Marketing helps create healthy competition by regulating service and product prices. Through marketing, consumers and competing companies get to learn about the pricing of various services and products. A business, through marketing, is able to compete for customers by providing fair pricing before competitors do, unlike in a monopoly where prohibitive prices are set.

Competition helps less-known companies succeed through appropriate marketing strategies. In other words, marketing helps an organization to stand out so that consumers will prefer its products rather than those being offered by the competitor.

Marketing helps organizations in strategic decision-making. Through marketing, everyone in the organization learns about the nature of the customers and the market they are dealing with.
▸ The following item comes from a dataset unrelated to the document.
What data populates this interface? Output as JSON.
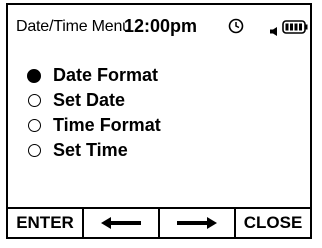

This is often made possible through the feedback given by marketers to the organization. The feedback given enables the organization to develop a marketing philosophy to aid in the development of the strategic planning process.

The organization uses information and analysis obtained through marketing as input for strategic marketing plans and decision-making (Perreault, Cannon & McCarthy, 2011). Marketers make this possible by identifying consumer trends as well as examining their potential impact. In addition, they assess the current situation to gain a better understanding of the market.
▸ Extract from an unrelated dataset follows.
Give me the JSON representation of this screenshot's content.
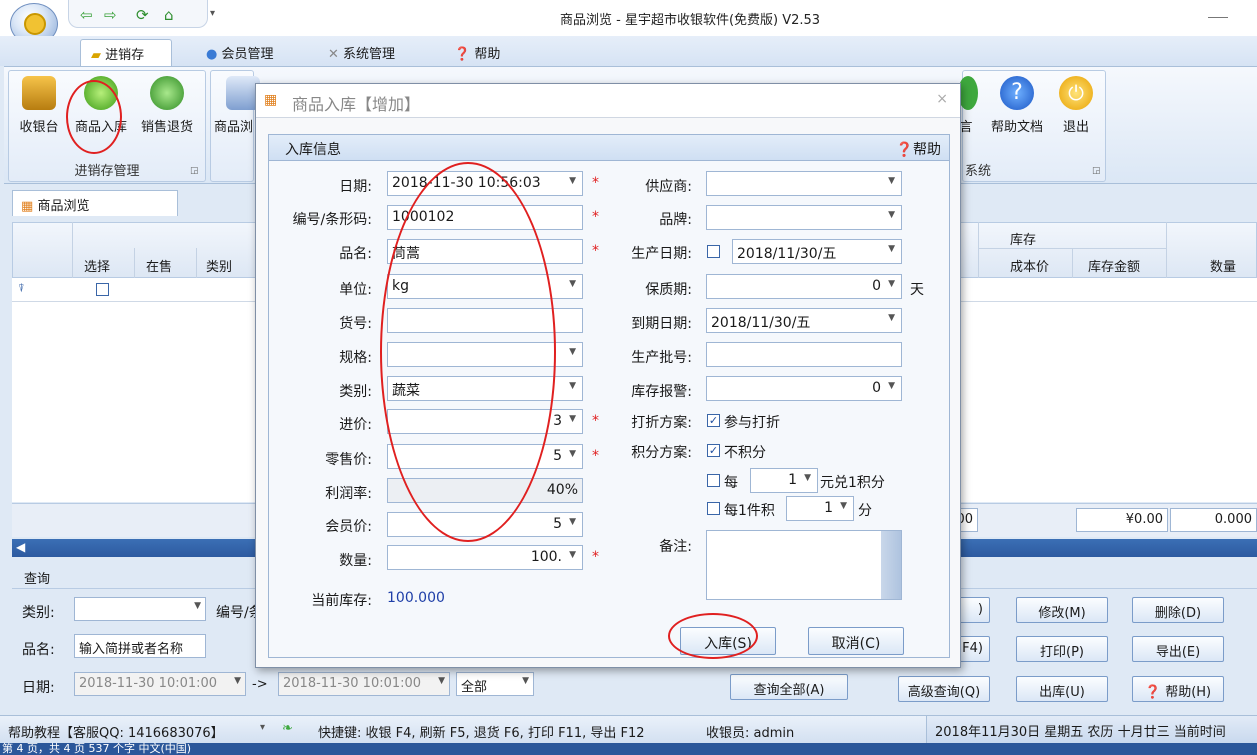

The foregoing shows that marketing does help an organization make broad strategic decisions through strategic marketing. On the other hand, marketing helps an organization make specific strategic decisions for day-to-day activities and for individual products.

This normally takes place at the operating level, where the four Ps of the marketing mix are taken into consideration by the marketing managers. These include price, product, promotion, and place.

Marketing is a field that is evolving fast, and its importance in the growth and sustainability of businesses cannot be overemphasized. To some extent, marketing has altered the nature of the chain of distribution. This is the case with Nike, which many perceive to be a manufacturer of products such as sports gear.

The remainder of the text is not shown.